Hacker News new | ask | show | jobs
by dkjaudyeqooe 846 days ago
This is entirely the case. Given a sensible grammar stated in a sensible way, it's very easy to write a nice recursive decent parser. They are fast and easy to maintain. It doesn't limit the expressiveness of your grammar unduly.

Both GCC and LLVM implement recursive decent parsers for their C compilers.

Parser generators are an abomination inflicted upon us by academia, solving a non problem, and poorly.

1 comments

Agree completely. Having used a bunch of parser generators (Antlr and bison most extensively) and written a parser combinator library, I came to the conclusion that they're a complete waste of time for practical applications.

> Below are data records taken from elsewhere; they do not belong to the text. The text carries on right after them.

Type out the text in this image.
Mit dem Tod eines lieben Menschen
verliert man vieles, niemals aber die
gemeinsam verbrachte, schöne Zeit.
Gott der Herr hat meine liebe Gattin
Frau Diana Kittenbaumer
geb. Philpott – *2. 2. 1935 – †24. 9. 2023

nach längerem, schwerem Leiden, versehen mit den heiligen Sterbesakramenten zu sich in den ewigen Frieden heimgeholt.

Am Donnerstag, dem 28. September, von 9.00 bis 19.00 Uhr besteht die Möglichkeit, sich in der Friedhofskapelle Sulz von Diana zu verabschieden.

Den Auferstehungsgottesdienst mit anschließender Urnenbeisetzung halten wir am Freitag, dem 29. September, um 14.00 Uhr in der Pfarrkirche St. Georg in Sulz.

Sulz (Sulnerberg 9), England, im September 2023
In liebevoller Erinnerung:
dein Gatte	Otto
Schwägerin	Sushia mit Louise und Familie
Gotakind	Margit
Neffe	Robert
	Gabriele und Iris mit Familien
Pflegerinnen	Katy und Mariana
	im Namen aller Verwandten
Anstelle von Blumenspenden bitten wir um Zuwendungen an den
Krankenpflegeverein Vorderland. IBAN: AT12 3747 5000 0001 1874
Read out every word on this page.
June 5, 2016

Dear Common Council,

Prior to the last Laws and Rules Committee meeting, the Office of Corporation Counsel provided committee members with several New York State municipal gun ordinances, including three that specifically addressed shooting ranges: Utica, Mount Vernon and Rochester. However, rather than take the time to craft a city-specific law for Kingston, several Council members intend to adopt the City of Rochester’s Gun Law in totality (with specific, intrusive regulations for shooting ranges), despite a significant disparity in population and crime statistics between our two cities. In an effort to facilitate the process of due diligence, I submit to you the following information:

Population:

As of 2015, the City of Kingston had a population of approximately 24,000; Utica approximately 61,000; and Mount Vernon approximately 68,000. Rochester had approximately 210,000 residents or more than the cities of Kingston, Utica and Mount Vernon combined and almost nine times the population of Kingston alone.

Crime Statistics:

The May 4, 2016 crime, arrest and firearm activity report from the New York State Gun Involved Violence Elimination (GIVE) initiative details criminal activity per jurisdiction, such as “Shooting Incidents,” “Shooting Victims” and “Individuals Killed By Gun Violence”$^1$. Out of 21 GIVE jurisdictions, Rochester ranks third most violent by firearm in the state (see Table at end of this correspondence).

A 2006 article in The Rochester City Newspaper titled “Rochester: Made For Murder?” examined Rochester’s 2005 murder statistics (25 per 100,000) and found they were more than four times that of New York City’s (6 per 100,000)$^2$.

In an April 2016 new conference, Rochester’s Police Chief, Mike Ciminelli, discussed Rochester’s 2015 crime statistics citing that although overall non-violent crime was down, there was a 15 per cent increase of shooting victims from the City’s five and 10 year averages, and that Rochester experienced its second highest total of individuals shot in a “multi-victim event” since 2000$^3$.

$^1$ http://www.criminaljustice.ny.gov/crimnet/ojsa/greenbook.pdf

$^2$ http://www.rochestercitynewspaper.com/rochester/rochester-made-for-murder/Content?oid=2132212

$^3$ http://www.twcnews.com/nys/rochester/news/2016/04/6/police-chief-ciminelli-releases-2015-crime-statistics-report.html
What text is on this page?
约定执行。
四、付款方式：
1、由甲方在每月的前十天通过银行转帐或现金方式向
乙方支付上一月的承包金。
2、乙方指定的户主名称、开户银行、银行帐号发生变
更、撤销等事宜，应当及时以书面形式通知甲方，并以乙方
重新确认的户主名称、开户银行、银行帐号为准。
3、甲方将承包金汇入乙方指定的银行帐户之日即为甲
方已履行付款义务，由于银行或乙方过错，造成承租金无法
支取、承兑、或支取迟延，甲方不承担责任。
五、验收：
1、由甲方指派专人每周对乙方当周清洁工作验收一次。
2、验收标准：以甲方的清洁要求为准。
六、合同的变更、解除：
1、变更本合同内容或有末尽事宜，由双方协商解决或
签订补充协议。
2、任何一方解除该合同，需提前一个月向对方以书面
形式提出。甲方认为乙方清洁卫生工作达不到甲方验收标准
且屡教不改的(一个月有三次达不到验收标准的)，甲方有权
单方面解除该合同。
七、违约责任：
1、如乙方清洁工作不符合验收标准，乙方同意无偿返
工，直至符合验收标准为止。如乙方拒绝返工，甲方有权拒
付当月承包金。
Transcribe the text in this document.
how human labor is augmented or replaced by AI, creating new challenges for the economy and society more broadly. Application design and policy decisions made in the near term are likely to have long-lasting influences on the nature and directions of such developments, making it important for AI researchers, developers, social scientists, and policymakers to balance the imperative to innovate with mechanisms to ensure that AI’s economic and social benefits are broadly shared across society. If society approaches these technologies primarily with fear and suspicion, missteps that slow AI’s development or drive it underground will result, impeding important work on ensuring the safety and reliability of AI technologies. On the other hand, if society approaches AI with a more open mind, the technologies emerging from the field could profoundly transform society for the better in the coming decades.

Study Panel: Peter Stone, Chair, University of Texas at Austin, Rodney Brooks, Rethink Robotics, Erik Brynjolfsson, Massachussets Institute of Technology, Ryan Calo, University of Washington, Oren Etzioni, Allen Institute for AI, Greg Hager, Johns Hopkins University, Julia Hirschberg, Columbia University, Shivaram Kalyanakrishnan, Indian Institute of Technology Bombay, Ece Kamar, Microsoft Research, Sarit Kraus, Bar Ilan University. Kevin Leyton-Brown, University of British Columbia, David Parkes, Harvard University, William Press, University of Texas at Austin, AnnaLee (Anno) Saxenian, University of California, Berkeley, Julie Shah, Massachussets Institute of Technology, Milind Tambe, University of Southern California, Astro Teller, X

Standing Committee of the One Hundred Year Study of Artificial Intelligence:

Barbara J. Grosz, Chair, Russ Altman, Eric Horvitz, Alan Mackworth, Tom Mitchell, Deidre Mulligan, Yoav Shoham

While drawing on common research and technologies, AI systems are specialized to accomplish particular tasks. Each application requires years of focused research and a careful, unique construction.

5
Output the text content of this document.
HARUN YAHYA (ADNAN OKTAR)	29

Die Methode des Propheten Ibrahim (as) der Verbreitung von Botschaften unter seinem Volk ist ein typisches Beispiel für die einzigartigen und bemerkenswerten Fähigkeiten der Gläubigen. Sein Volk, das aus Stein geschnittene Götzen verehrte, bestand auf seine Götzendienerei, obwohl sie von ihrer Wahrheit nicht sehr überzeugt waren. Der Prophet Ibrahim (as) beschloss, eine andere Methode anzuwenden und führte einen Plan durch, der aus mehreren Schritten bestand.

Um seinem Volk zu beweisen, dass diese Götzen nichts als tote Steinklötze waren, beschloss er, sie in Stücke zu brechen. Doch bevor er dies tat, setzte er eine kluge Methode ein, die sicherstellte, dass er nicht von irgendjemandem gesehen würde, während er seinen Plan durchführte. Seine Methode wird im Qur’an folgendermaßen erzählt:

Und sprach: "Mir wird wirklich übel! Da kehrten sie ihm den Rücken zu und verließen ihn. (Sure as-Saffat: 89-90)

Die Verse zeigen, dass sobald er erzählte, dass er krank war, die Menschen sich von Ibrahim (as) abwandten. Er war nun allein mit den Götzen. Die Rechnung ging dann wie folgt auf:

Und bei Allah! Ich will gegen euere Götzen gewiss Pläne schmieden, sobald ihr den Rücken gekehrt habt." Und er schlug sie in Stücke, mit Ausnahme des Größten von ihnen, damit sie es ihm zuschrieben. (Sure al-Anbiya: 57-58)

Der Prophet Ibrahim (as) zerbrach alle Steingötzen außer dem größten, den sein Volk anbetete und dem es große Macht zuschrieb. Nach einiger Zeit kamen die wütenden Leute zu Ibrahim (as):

A hand-written recursive descent parser (with an embedded Pratt parser to handle expressions/operators) solves all the problems that parser generators struggle with. The big/tricky "issue" mentioned in the article - composing or embedding one parser in another - is a complete non-issue with recursive-descent - it's just a function call. Other basic features of parsing: informative/useful error messages, recovery (i.e. don't just blow up with the first error), seamless integration with the rest of the host language, remain issues with all parser generators but are simply not issues with recursive descent.

And that's before you consider non-functional advantages of recursive-descent: debuggability, no change/additions to the build system, fewer/zero dependencies, no requirement to learn a complex DSL, etc.

The main advantage of recursive descent is that since parser rules correspond to functions in the host language, you can put a breakpoint on them in the debugger and understand how you got there. You can't do that with a table-driven LALR(1) parser like Bison.

I think you cover that with "debuggability" remark.

Here is something else. Yacc/Bison parsing uses its own stack for the symbols. Whereas recursive descent uses the regular run-time stack.

Pop quiz: which stack is visible to your garbage collector, and which isn't?

In TXR Lisp, which uses a Bison/Byacc generated parser, GC is suspended while yyparse() executes. Otherwise it would prematurely collect anything that is only stored in the Yacc stack, and so there would have to be a GC hook to traverse that stack (which would depend on undocumented features of the generated code, and likely have to have some separate coding for Bison versus Byacc.)

> handle expressions/operators

Precedence climbing is a natural and efficient way to parse expressions in a recursive decent parser. It's used by Clang in LLVM.

https://eli.thegreenplace.net/2012/08/02/parsing-expressions...

Make them all s-expr with prefix notation solves even that generally, correct?
> A hand-written recursive descent parser (with an embedded Pratt parser to handle expressions/operators)

Exactly the recipe I swear by as well!